On the other side of the chain-link fence, a huge tree instantly ignited and crashed down, crushing one of the Deadeyes and a section of fence. Heated air shoved them against the wall. Allen yelled out in pain and dropped to one knee, but he pressed on. She could feel him drawing determination from his physical distress, turning the agony into fuel that powered his fight for survival.
Together, they scrambled behind the hangars, awkward as shackled prisoners not yet attuned to each other's rhythm and gait. They tottered into a wall, pushed off, and stumbled forward another dozen paces before falling into the wall again. Instead of turning into the alley through which she had pursued Litt, she led Allen farther south: he did not need to see the body whose head and upper torso she had covered.

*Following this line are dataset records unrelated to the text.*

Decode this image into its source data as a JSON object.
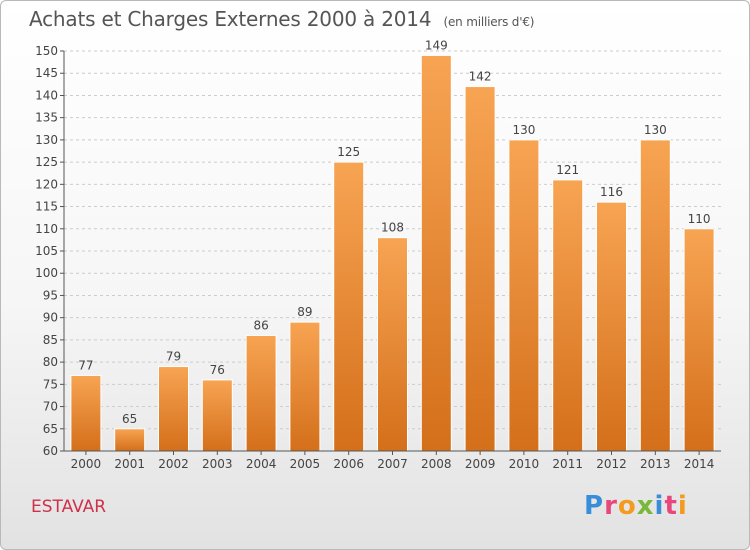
{
  "header": {
    "title": "Achats et Charges Externes 2000 à 2014",
    "subtitle": "(en milliers d'€)"
  },
  "footer": {
    "commune": "ESTAVAR",
    "logo_text": "Proxiti",
    "logo_colors": [
      "#3a8dd8",
      "#e8467c",
      "#f29b1f",
      "#7ab83a",
      "#3a8dd8",
      "#e8467c",
      "#f29b1f"
    ]
  },
  "colors": {
    "bar_top": "#f7a453",
    "bar_bottom": "#d46f1a",
    "axis": "#555555",
    "grid": "#cccccc"
  },
  "chart_data": {
    "type": "bar",
    "title": "Achats et Charges Externes 2000 à 2014",
    "categories": [
      "2000",
      "2001",
      "2002",
      "2003",
      "2004",
      "2005",
      "2006",
      "2007",
      "2008",
      "2009",
      "2010",
      "2011",
      "2012",
      "2013",
      "2014"
    ],
    "values": [
      77,
      65,
      79,
      76,
      86,
      89,
      125,
      108,
      149,
      142,
      130,
      121,
      116,
      130,
      110
    ],
    "ylim": [
      60,
      150
    ],
    "yticks": [
      60,
      65,
      70,
      75,
      80,
      85,
      90,
      95,
      100,
      105,
      110,
      115,
      120,
      125,
      130,
      135,
      140,
      145,
      150
    ],
    "xlabel": "",
    "ylabel": "",
    "grid": true,
    "data_labels": true
  }
}
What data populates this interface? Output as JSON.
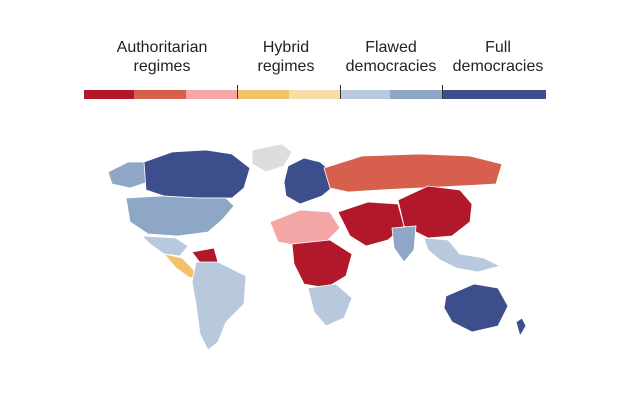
{
  "legend": {
    "categories": [
      {
        "name_line1": "Authoritarian",
        "name_line2": "regimes",
        "shades": [
          "#b2182b",
          "#d6604d",
          "#f4a6a6"
        ]
      },
      {
        "name_line1": "Hybrid",
        "name_line2": "regimes",
        "shades": [
          "#f0c36a",
          "#f6dca6"
        ]
      },
      {
        "name_line1": "Flawed",
        "name_line2": "democracies",
        "shades": [
          "#b8c9de",
          "#8fa7c7"
        ]
      },
      {
        "name_line1": "Full",
        "name_line2": "democracies",
        "shades": [
          "#3c4f8c"
        ]
      }
    ]
  },
  "map_colors": {
    "north_america": "#3c4f8c",
    "usa": "#8fa7c7",
    "mexico": "#b8c9de",
    "greenland": "#dddddd",
    "central_america": "#f0c36a",
    "south_america": "#b8c9de",
    "venezuela": "#b2182b",
    "europe": "#3c4f8c",
    "russia": "#d6604d",
    "china": "#b2182b",
    "middle_east": "#b2182b",
    "africa_north": "#f4a6a6",
    "africa_central": "#b2182b",
    "africa_south": "#b8c9de",
    "india": "#8fa7c7",
    "southeast_asia": "#b8c9de",
    "australia": "#3c4f8c"
  }
}
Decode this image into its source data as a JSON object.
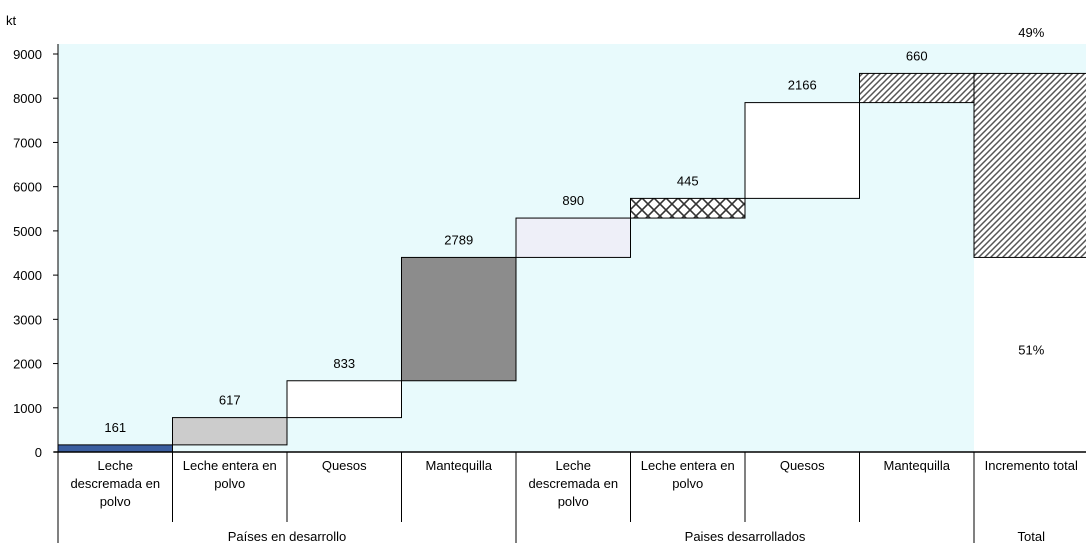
{
  "chart_data": {
    "type": "bar",
    "ylabel": "kt",
    "ylim": [
      0,
      9000
    ],
    "yticks": [
      0,
      1000,
      2000,
      3000,
      4000,
      5000,
      6000,
      7000,
      8000,
      9000
    ],
    "grid": false,
    "plot_background": "#e8fafc",
    "categories": [
      {
        "label": [
          "Leche",
          "descremada en",
          "polvo"
        ],
        "group": "Países en desarrollo"
      },
      {
        "label": [
          "Leche entera en",
          "polvo"
        ],
        "group": "Países en desarrollo"
      },
      {
        "label": [
          "Quesos"
        ],
        "group": "Países en desarrollo"
      },
      {
        "label": [
          "Mantequilla"
        ],
        "group": "Países en desarrollo"
      },
      {
        "label": [
          "Leche",
          "descremada en",
          "polvo"
        ],
        "group": "Paises desarrollados"
      },
      {
        "label": [
          "Leche entera en",
          "polvo"
        ],
        "group": "Paises desarrollados"
      },
      {
        "label": [
          "Quesos"
        ],
        "group": "Paises desarrollados"
      },
      {
        "label": [
          "Mantequilla"
        ],
        "group": "Paises desarrollados"
      },
      {
        "label": [
          "Incremento total"
        ],
        "group": "Total"
      }
    ],
    "groups": [
      {
        "name": "Países en desarrollo",
        "span": 4
      },
      {
        "name": "Paises desarrollados",
        "span": 4
      },
      {
        "name": "Total",
        "span": 1
      }
    ],
    "steps": [
      {
        "value": 161,
        "label": "161",
        "fill": "#3b5ea0",
        "pattern": "solid"
      },
      {
        "value": 617,
        "label": "617",
        "fill": "#cccccc",
        "pattern": "solid"
      },
      {
        "value": 833,
        "label": "833",
        "fill": "#ffffff",
        "pattern": "solid"
      },
      {
        "value": 2789,
        "label": "2789",
        "fill": "#8c8c8c",
        "pattern": "solid"
      },
      {
        "value": 890,
        "label": "890",
        "fill": "#eeeff8",
        "pattern": "solid"
      },
      {
        "value": 445,
        "label": "445",
        "fill": "#ffffff",
        "pattern": "crosshatch"
      },
      {
        "value": 2166,
        "label": "2166",
        "fill": "#ffffff",
        "pattern": "solid"
      },
      {
        "value": 660,
        "label": "660",
        "fill": "#ffffff",
        "pattern": "diagonal"
      }
    ],
    "total": {
      "segments": [
        {
          "value": 4400,
          "label": "51%",
          "fill": "#ffffff",
          "pattern": "solid"
        },
        {
          "value": 4161,
          "label": "49%",
          "fill": "#ffffff",
          "pattern": "diagonal"
        }
      ]
    }
  }
}
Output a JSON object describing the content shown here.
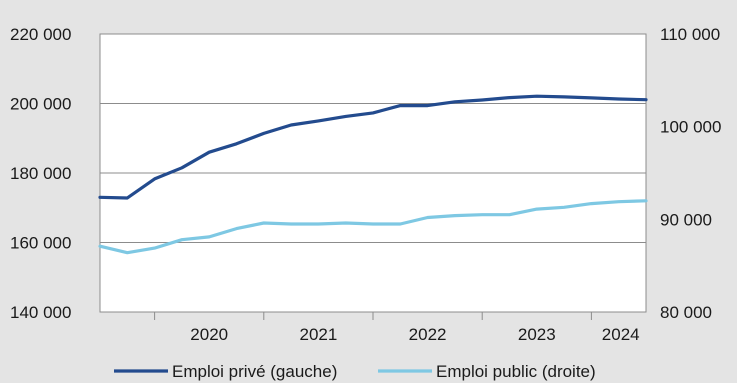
{
  "chart_data": {
    "type": "line",
    "title": "",
    "x_ticks": [
      "2020",
      "2021",
      "2022",
      "2023",
      "2024"
    ],
    "y_left": {
      "ticks": [
        "140 000",
        "160 000",
        "180 000",
        "200 000",
        "220 000"
      ],
      "range": [
        140000,
        220000
      ]
    },
    "y_right": {
      "ticks": [
        "80 000",
        "90 000",
        "100 000",
        "110 000"
      ],
      "range": [
        80000,
        110000
      ]
    },
    "grid": true,
    "legend_position": "bottom",
    "series": [
      {
        "name": "Emploi privé (gauche)",
        "axis": "left",
        "color": "#234b8e",
        "x": [
          "2019-Q3",
          "2019-Q4",
          "2020-Q1",
          "2020-Q2",
          "2020-Q3",
          "2020-Q4",
          "2021-Q1",
          "2021-Q2",
          "2021-Q3",
          "2021-Q4",
          "2022-Q1",
          "2022-Q2",
          "2022-Q3",
          "2022-Q4",
          "2023-Q1",
          "2023-Q2",
          "2023-Q3",
          "2023-Q4",
          "2024-Q1",
          "2024-Q2",
          "2024-Q3"
        ],
        "values": [
          173000,
          172800,
          178300,
          181500,
          186000,
          188400,
          191400,
          193800,
          195000,
          196300,
          197300,
          199400,
          199400,
          200500,
          201000,
          201700,
          202100,
          201900,
          201600,
          201300,
          201100
        ]
      },
      {
        "name": "Emploi public (droite)",
        "axis": "right",
        "color": "#7ec8e3",
        "x": [
          "2019-Q3",
          "2019-Q4",
          "2020-Q1",
          "2020-Q2",
          "2020-Q3",
          "2020-Q4",
          "2021-Q1",
          "2021-Q2",
          "2021-Q3",
          "2021-Q4",
          "2022-Q1",
          "2022-Q2",
          "2022-Q3",
          "2022-Q4",
          "2023-Q1",
          "2023-Q2",
          "2023-Q3",
          "2023-Q4",
          "2024-Q1",
          "2024-Q2",
          "2024-Q3"
        ],
        "values": [
          87100,
          86400,
          86900,
          87800,
          88100,
          89000,
          89600,
          89500,
          89500,
          89600,
          89500,
          89500,
          90200,
          90400,
          90500,
          90500,
          91100,
          91300,
          91700,
          91900,
          92000
        ]
      }
    ]
  }
}
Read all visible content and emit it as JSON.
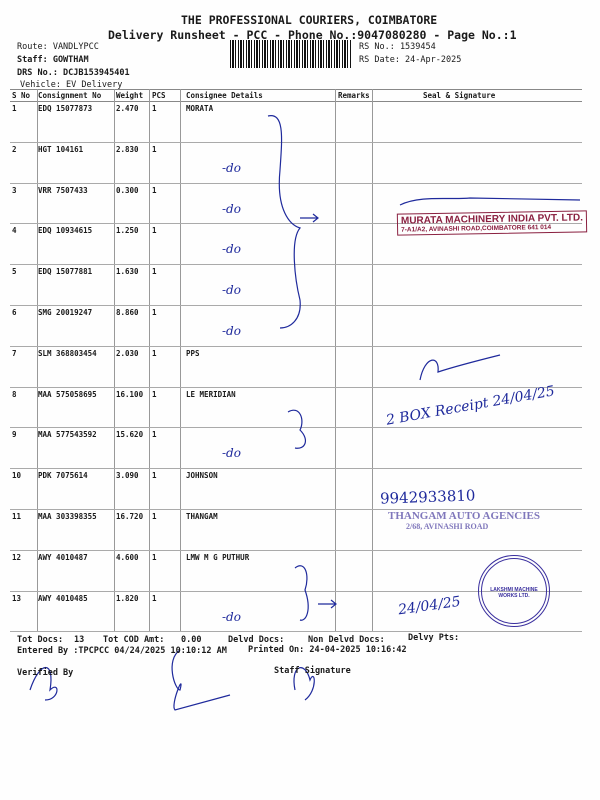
{
  "header": {
    "title": "THE PROFESSIONAL COURIERS, COIMBATORE",
    "subtitle": "Delivery Runsheet - PCC - Phone No.:9047080280 - Page No.:1",
    "route": "Route: VANDLYPCC",
    "staff": "Staff: GOWTHAM",
    "drs_no": "DRS No.: DCJB153945401",
    "vehicle": "Vehicle: EV Delivery",
    "rs_no": "RS No.: 1539454",
    "rs_date": "RS Date: 24-Apr-2025"
  },
  "table": {
    "columns": [
      "S No",
      "Consignment No",
      "Weight",
      "PCS",
      "Consignee Details",
      "Remarks",
      "Seal & Signature"
    ],
    "rows": [
      {
        "sno": "1",
        "cn": "EDQ 15077873",
        "wt": "2.470",
        "pcs": "1",
        "consignee": "MORATA"
      },
      {
        "sno": "2",
        "cn": "HGT 104161",
        "wt": "2.830",
        "pcs": "1",
        "consignee": ""
      },
      {
        "sno": "3",
        "cn": "VRR 7507433",
        "wt": "0.300",
        "pcs": "1",
        "consignee": ""
      },
      {
        "sno": "4",
        "cn": "EDQ 10934615",
        "wt": "1.250",
        "pcs": "1",
        "consignee": ""
      },
      {
        "sno": "5",
        "cn": "EDQ 15077881",
        "wt": "1.630",
        "pcs": "1",
        "consignee": ""
      },
      {
        "sno": "6",
        "cn": "SMG 20019247",
        "wt": "8.860",
        "pcs": "1",
        "consignee": ""
      },
      {
        "sno": "7",
        "cn": "SLM 368803454",
        "wt": "2.030",
        "pcs": "1",
        "consignee": "PPS"
      },
      {
        "sno": "8",
        "cn": "MAA 575058695",
        "wt": "16.100",
        "pcs": "1",
        "consignee": "LE MERIDIAN"
      },
      {
        "sno": "9",
        "cn": "MAA 577543592",
        "wt": "15.620",
        "pcs": "1",
        "consignee": ""
      },
      {
        "sno": "10",
        "cn": "PDK 7075614",
        "wt": "3.090",
        "pcs": "1",
        "consignee": "JOHNSON"
      },
      {
        "sno": "11",
        "cn": "MAA 303398355",
        "wt": "16.720",
        "pcs": "1",
        "consignee": "THANGAM"
      },
      {
        "sno": "12",
        "cn": "AWY 4010487",
        "wt": "4.600",
        "pcs": "1",
        "consignee": "LMW M G PUTHUR"
      },
      {
        "sno": "13",
        "cn": "AWY 4010485",
        "wt": "1.820",
        "pcs": "1",
        "consignee": ""
      }
    ]
  },
  "stamps": {
    "murata_name": "MURATA MACHINERY INDIA PVT. LTD.",
    "murata_addr": "7-A1/A2, AVINASHI ROAD,COIMBATORE 641 014",
    "thangam_name": "THANGAM AUTO AGENCIES",
    "thangam_addr": "2/68, AVINASHI ROAD",
    "lmw": "LAKSHMI MACHINE WORKS LTD."
  },
  "handwriting": {
    "phone": "9942933810",
    "receipt": "2 BOX Receipt 24/04/25",
    "date_13": "24/04/25"
  },
  "footer": {
    "tot_docs_label": "Tot Docs:",
    "tot_docs": "13",
    "cod_label": "Tot COD Amt:",
    "cod": "0.00",
    "delvd": "Delvd Docs:",
    "non_delvd": "Non Delvd Docs:",
    "delvy_pts": "Delvy Pts:",
    "entered_by": "Entered By :TPCPCC 04/24/2025 10:10:12 AM",
    "printed_on": "Printed On: 24-04-2025 10:16:42",
    "verified_by": "Verified By",
    "staff_signature": "Staff Signature"
  },
  "colors": {
    "ink": "#1f2a9c",
    "stamp_red": "#8a2040",
    "stamp_violet": "#6a60b0"
  }
}
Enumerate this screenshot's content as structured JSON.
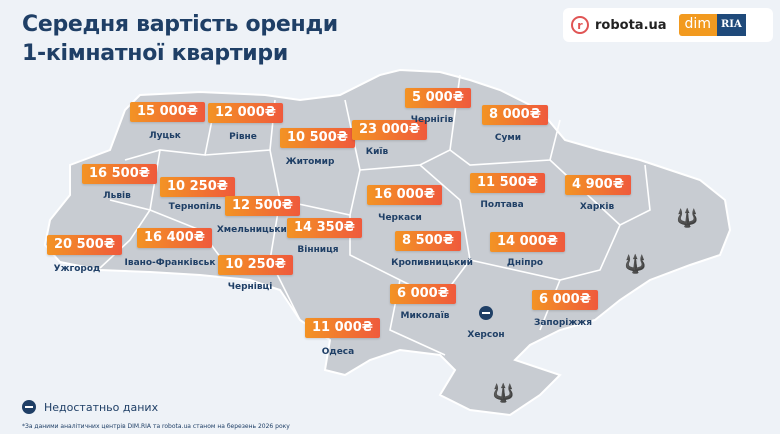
{
  "title_line1": "Середня вартість оренди",
  "title_line2": "1-кімнатної квартири",
  "logos": {
    "robota": "robota.ua",
    "dim": "dim",
    "ria": "RIA"
  },
  "colors": {
    "badge_start": "#f39324",
    "badge_end": "#ef5a3c",
    "map": "#c8ccd2",
    "text": "#1f3f66",
    "background": "#eef2f7"
  },
  "regions": [
    {
      "city": "Луцьк",
      "price": "15 000₴"
    },
    {
      "city": "Рівне",
      "price": "12 000₴"
    },
    {
      "city": "Житомир",
      "price": "10 500₴"
    },
    {
      "city": "Київ",
      "price": "23 000₴"
    },
    {
      "city": "Чернігів",
      "price": "5 000₴"
    },
    {
      "city": "Суми",
      "price": "8 000₴"
    },
    {
      "city": "Львів",
      "price": "16 500₴"
    },
    {
      "city": "Тернопіль",
      "price": "10 250₴"
    },
    {
      "city": "Хмельницький",
      "price": "12 500₴"
    },
    {
      "city": "Черкаси",
      "price": "16 000₴"
    },
    {
      "city": "Полтава",
      "price": "11 500₴"
    },
    {
      "city": "Харків",
      "price": "4 900₴"
    },
    {
      "city": "Вінниця",
      "price": "14 350₴"
    },
    {
      "city": "Кропивницький",
      "price": "8 500₴"
    },
    {
      "city": "Дніпро",
      "price": "14 000₴"
    },
    {
      "city": "Ужгород",
      "price": "20 500₴"
    },
    {
      "city": "Івано-Франківськ",
      "price": "16 400₴"
    },
    {
      "city": "Чернівці",
      "price": "10 250₴"
    },
    {
      "city": "Миколаїв",
      "price": "6 000₴"
    },
    {
      "city": "Запоріжжя",
      "price": "6 000₴"
    },
    {
      "city": "Одеса",
      "price": "11 000₴"
    },
    {
      "city": "Херсон",
      "price": null,
      "status": "no-data"
    }
  ],
  "occupied_icon": "trident-icon",
  "legend": {
    "label": "Недостатньо даних",
    "icon": "minus-circle-icon"
  },
  "footnote": "*За даними аналітичних центрів DIM.RIA та robota.ua станом на березень 2026 року"
}
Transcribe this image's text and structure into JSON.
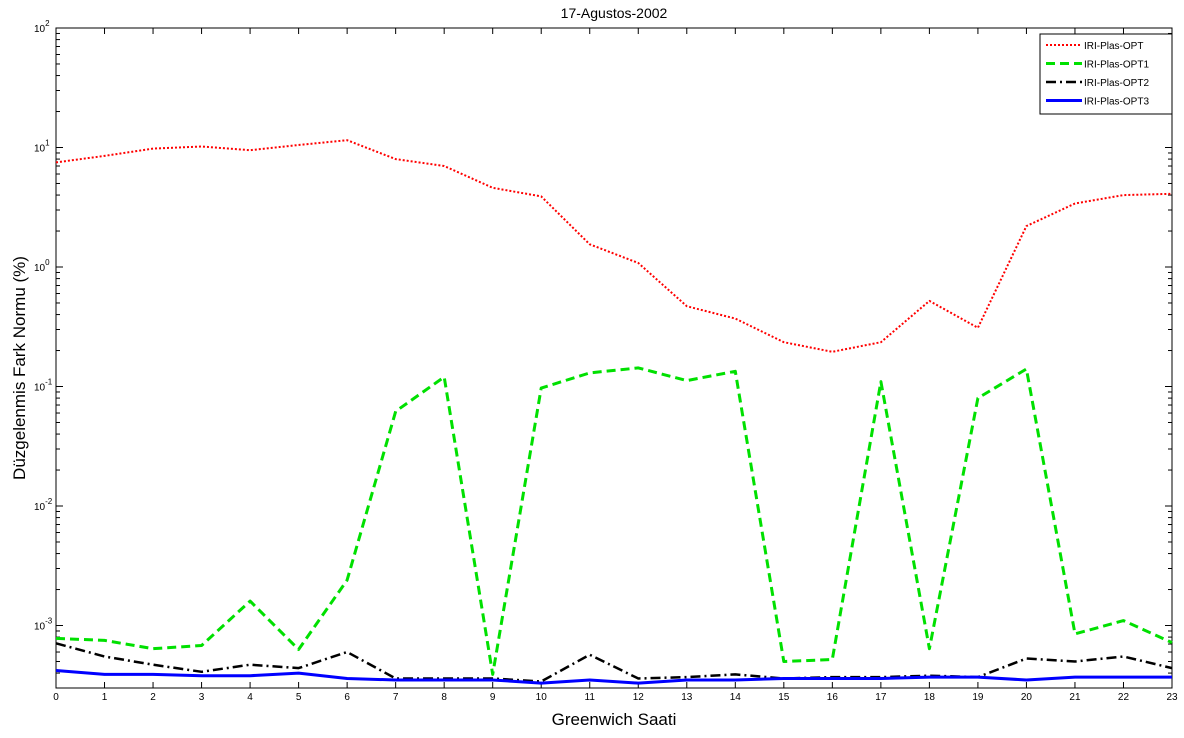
{
  "chart_data": {
    "type": "line",
    "title": "17-Agustos-2002",
    "xlabel": "Greenwich Saati",
    "ylabel": "Düzgelenmis Fark Normu (%)",
    "x": [
      0,
      1,
      2,
      3,
      4,
      5,
      6,
      7,
      8,
      9,
      10,
      11,
      12,
      13,
      14,
      15,
      16,
      17,
      18,
      19,
      20,
      21,
      22,
      23
    ],
    "xlim": [
      0,
      23
    ],
    "ylim": [
      0.0003,
      100
    ],
    "yscale": "log",
    "yticks": [
      {
        "base": "10",
        "exp": "-3",
        "value": 0.001
      },
      {
        "base": "10",
        "exp": "-2",
        "value": 0.01
      },
      {
        "base": "10",
        "exp": "-1",
        "value": 0.1
      },
      {
        "base": "10",
        "exp": "0",
        "value": 1
      },
      {
        "base": "10",
        "exp": "1",
        "value": 10
      },
      {
        "base": "10",
        "exp": "2",
        "value": 100
      }
    ],
    "xticks": [
      "0",
      "1",
      "2",
      "3",
      "4",
      "5",
      "6",
      "7",
      "8",
      "9",
      "10",
      "11",
      "12",
      "13",
      "14",
      "15",
      "16",
      "17",
      "18",
      "19",
      "20",
      "21",
      "22",
      "23"
    ],
    "grid": false,
    "legend_position": "top-right",
    "series": [
      {
        "name": "IRI-Plas-OPT",
        "color": "#ff0000",
        "style": "dotted",
        "values": [
          7.5,
          8.5,
          9.8,
          10.2,
          9.5,
          10.5,
          11.5,
          8.0,
          7.0,
          4.6,
          3.9,
          1.55,
          1.08,
          0.47,
          0.37,
          0.235,
          0.195,
          0.235,
          0.52,
          0.31,
          2.2,
          3.4,
          4.0,
          4.1
        ]
      },
      {
        "name": "IRI-Plas-OPT1",
        "color": "#00e000",
        "style": "dashed",
        "values": [
          0.00078,
          0.00075,
          0.00064,
          0.00068,
          0.0016,
          0.00063,
          0.0024,
          0.062,
          0.12,
          0.00039,
          0.097,
          0.13,
          0.143,
          0.112,
          0.134,
          0.0005,
          0.00052,
          0.11,
          0.00064,
          0.08,
          0.14,
          0.00085,
          0.0011,
          0.00072
        ]
      },
      {
        "name": "IRI-Plas-OPT2",
        "color": "#000000",
        "style": "dashdot",
        "values": [
          0.00071,
          0.00055,
          0.00047,
          0.00041,
          0.00047,
          0.00044,
          0.0006,
          0.00036,
          0.00036,
          0.00036,
          0.00034,
          0.00057,
          0.00036,
          0.00037,
          0.00039,
          0.00036,
          0.00037,
          0.00037,
          0.00038,
          0.00037,
          0.00053,
          0.0005,
          0.00055,
          0.00044
        ]
      },
      {
        "name": "IRI-Plas-OPT3",
        "color": "#0000ff",
        "style": "solid",
        "values": [
          0.00042,
          0.00039,
          0.00039,
          0.00038,
          0.00038,
          0.0004,
          0.00036,
          0.00035,
          0.00035,
          0.00035,
          0.00033,
          0.00035,
          0.00033,
          0.00035,
          0.00035,
          0.00036,
          0.00036,
          0.00036,
          0.00037,
          0.00037,
          0.00035,
          0.00037,
          0.00037,
          0.00037
        ]
      }
    ]
  }
}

The explosions were no longer demarcated in an easily avoided region but seemed to be everywhere, ripping apart the compound's central area, its hangars and Quonsets. She thought the pounding was less severe on the south side of the base near the mineshaft. Or was that just wishful thinking?
She considered escaping through the main gate and along the dirt road where the compound's workers had gone. But she didn't know how far Kendrick would go to eliminate Litt's threat. After pulverizing the compound, might he then start on the road, with the intention of catching up to the fleeing masses? She wouldn't put it past him.